Se pensarmos em um perdão incondicional vindo de Deus, seremos levados a uma conclusão natural – o universalismo, pois se o sacrifício de Cristo não exige mudança de vida, na forma do arrependimento, a conseqüência natural seria uma obra salvífica universal, alcançando incondicionalmente a todas as criaturas, não importando na verdade nem em quem ela crê. Isso é antibíblico porque a verdadeira fé em Cristo ou fé salvadora implica em um arrependimento de pecados diante do Deus revelado em Cristo.

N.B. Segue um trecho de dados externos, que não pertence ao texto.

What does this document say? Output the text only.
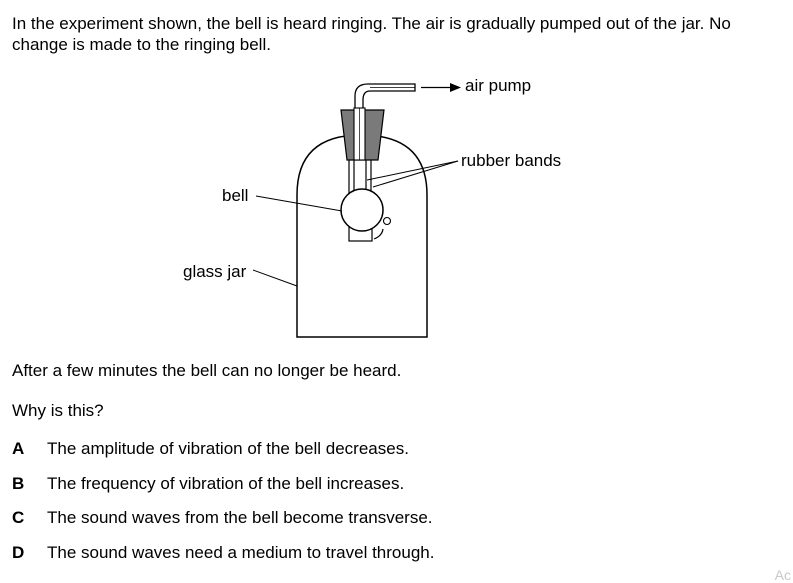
In the experiment shown, the bell is heard ringing. The air is gradually pumped out of the jar. No change is made to the ringing bell.

air pump
rubber bands
bell
glass jar

After a few minutes the bell can no longer be heard.

Why is this?

A	The amplitude of vibration of the bell decreases.
B	The frequency of vibration of the bell increases.
C	The sound waves from the bell become transverse.
D	The sound waves need a medium to travel through.
Ac
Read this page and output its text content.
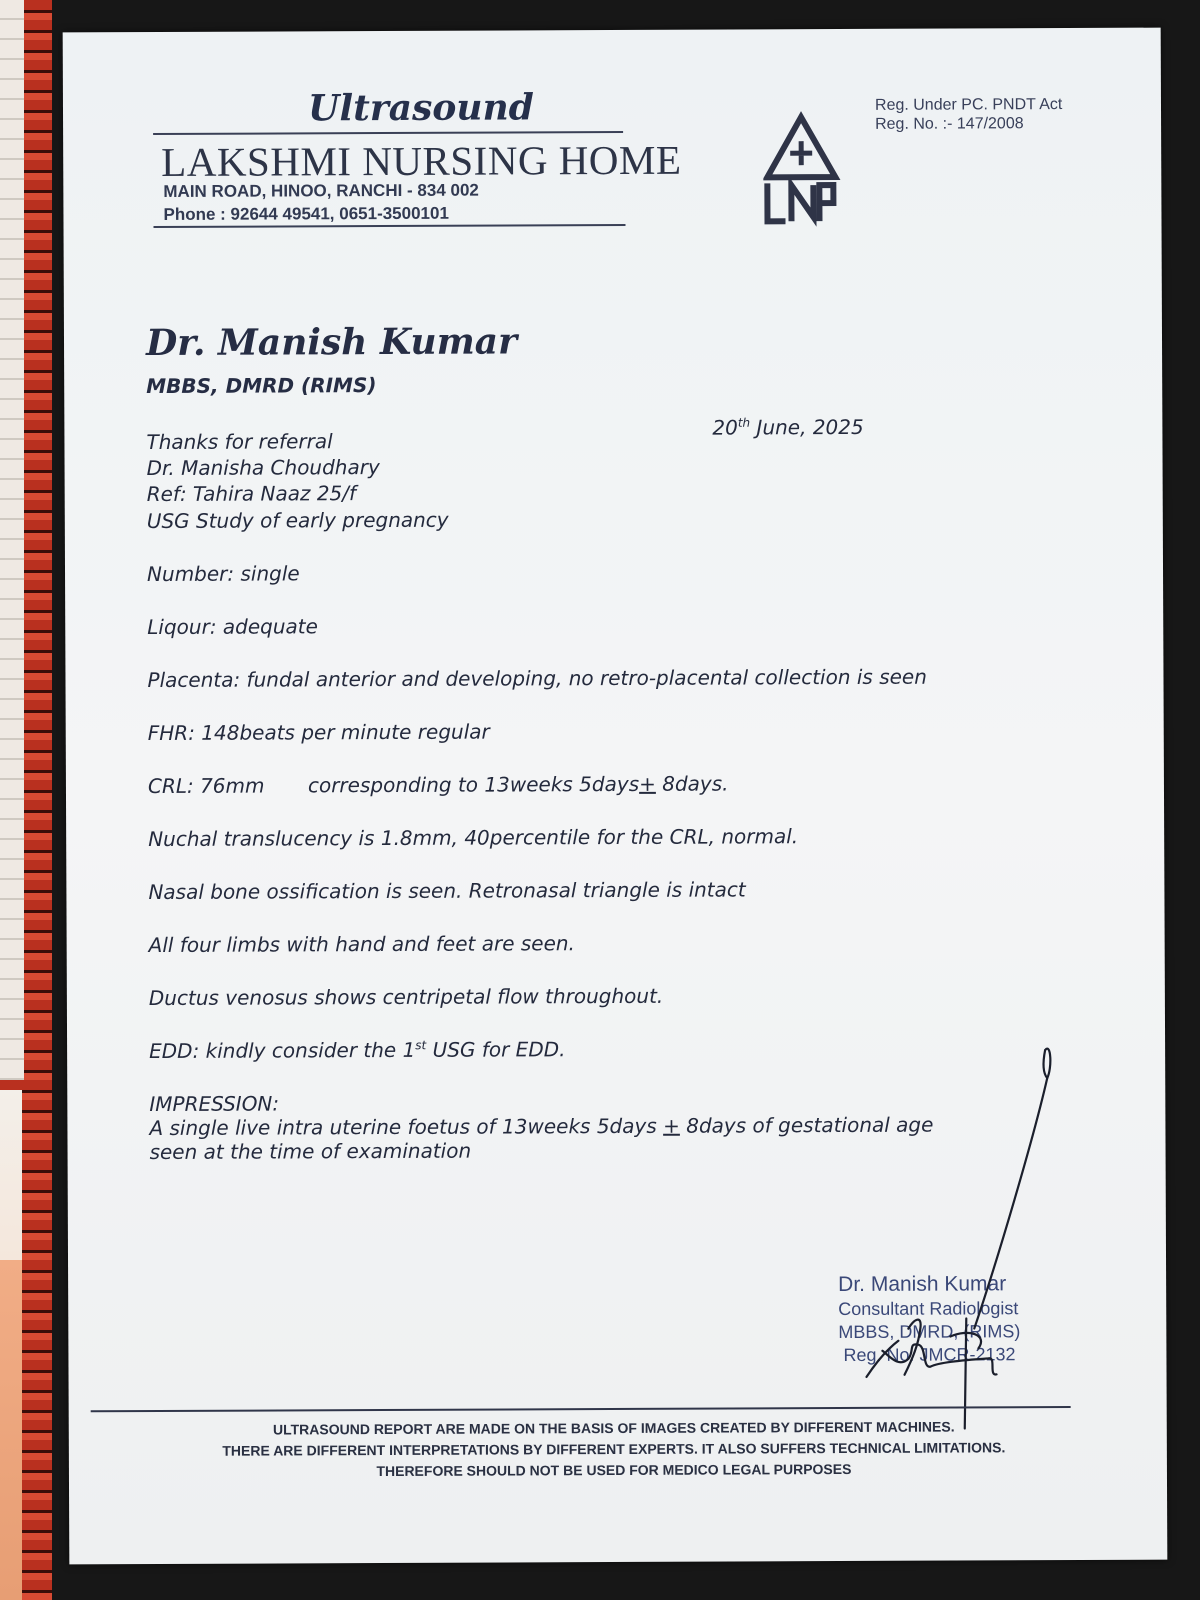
Ultrasound
LAKSHMI NURSING HOME
MAIN ROAD, HINOO, RANCHI - 834 002
Phone : 92644 49541, 0651-3500101
Reg. Under PC. PNDT Act
Reg. No. :- 147/2008
Dr. Manish Kumar
MBBS, DMRD (RIMS)
20th June, 2025
Thanks for referral
Dr. Manisha Choudhary
Ref: Tahira Naaz 25/f
USG Study of early pregnancy
Number: single
Liqour: adequate
Placenta: fundal anterior and developing, no retro-placental collection is seen
FHR: 148beats per minute regular
CRL: 76mm corresponding to 13weeks 5days+ 8days.
Nuchal translucency is 1.8mm, 40percentile for the CRL, normal.
Nasal bone ossification is seen. Retronasal triangle is intact
All four limbs with hand and feet are seen.
Ductus venosus shows centripetal flow throughout.
EDD: kindly consider the 1st USG for EDD.
IMPRESSION:
A single live intra uterine foetus of 13weeks 5days + 8days of gestational age
seen at the time of examination
Dr. Manish Kumar
Consultant Radiologist
MBBS, DMRD, (RIMS)
Reg. No. JMCR-2132
ULTRASOUND REPORT ARE MADE ON THE BASIS OF IMAGES CREATED BY DIFFERENT MACHINES.
THERE ARE DIFFERENT INTERPRETATIONS BY DIFFERENT EXPERTS. IT ALSO SUFFERS TECHNICAL LIMITATIONS.
THEREFORE SHOULD NOT BE USED FOR MEDICO LEGAL PURPOSES
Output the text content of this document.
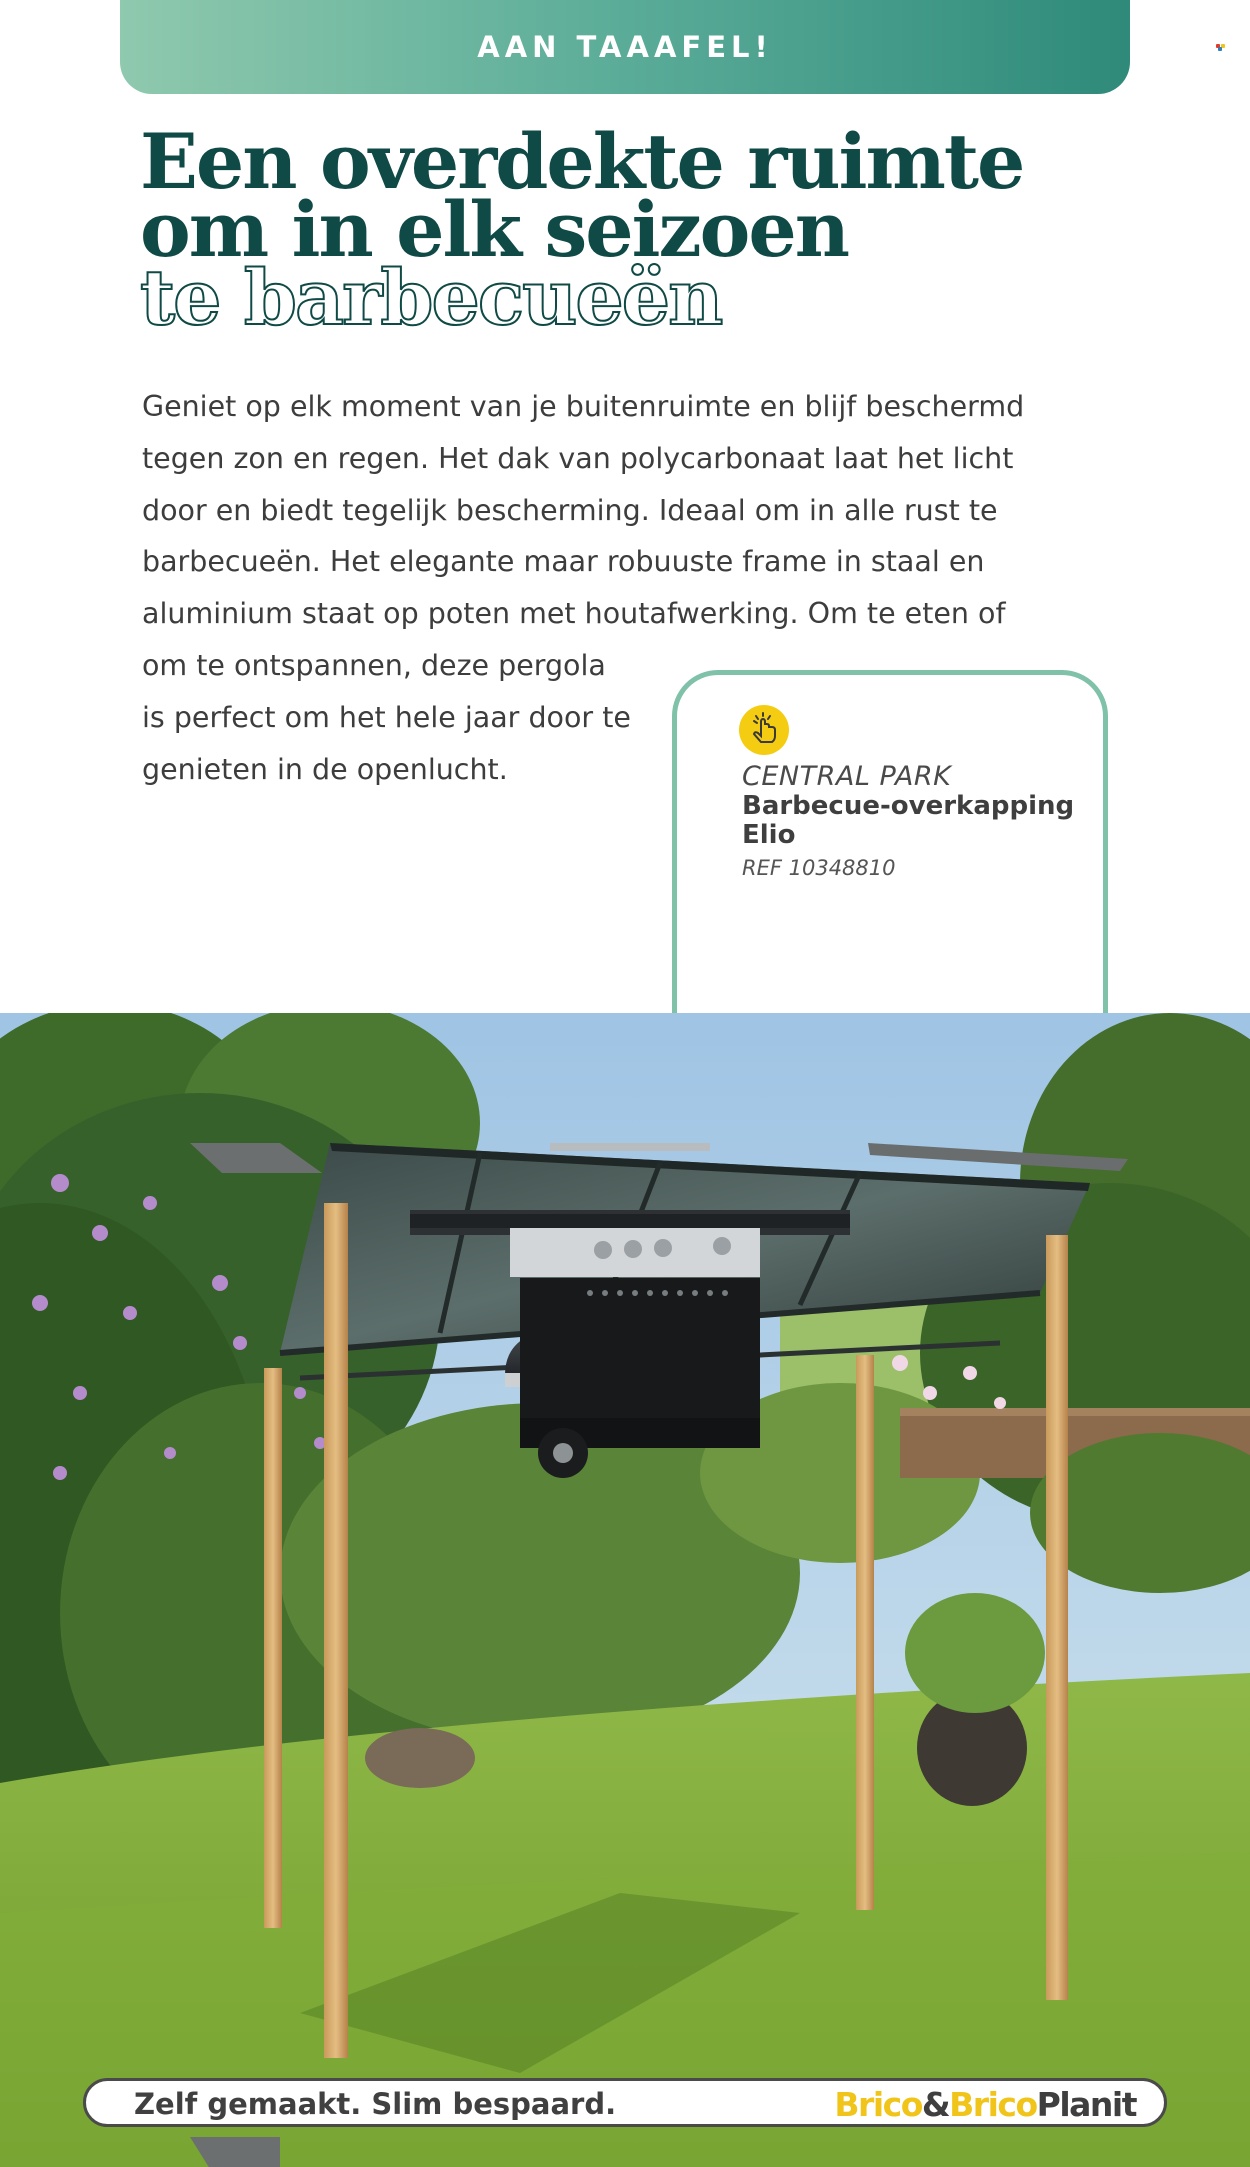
AAN TAAAFEL!
Een overdekte ruimte
om in elk seizoen
te barbecueën
Geniet op elk moment van je buitenruimte en blijf beschermd
tegen zon en regen. Het dak van polycarbonaat laat het licht
door en biedt tegelijk bescherming. Ideaal om in alle rust te
barbecueën. Het elegante maar robuuste frame in staal en
aluminium staat op poten met houtafwerking. Om te eten of
om te ontspannen, deze pergola
is perfect om het hele jaar door te
genieten in de openlucht.	CENTRAL PARK
Barbecue-overkapping Elio
REF 10348810
Zelf gemaakt. Slim bespaard.	Brico&BricoPlanit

E aqueles casos em que não é possível saber se houve um arrependimento do ofensor, por exemplo, quando este já morreu, como agir? Penso que podemos responder a esta pergunta com um princípio bíblico que se aplica ao contexto da dinâmica de relações: ofensor, ofendido e o perdão. Quando falamos que o perdão pleno ocorre quando há o pedido do perdão por parte do ofensor, não queremos dizer que se isso não ocorrer o ofendido deve se manter endurecido, irado, mantendo arquivado a amargura e o desejo de vingança. De forma nenhuma, pois nada disso é cristão e conseqüentemente bíblico.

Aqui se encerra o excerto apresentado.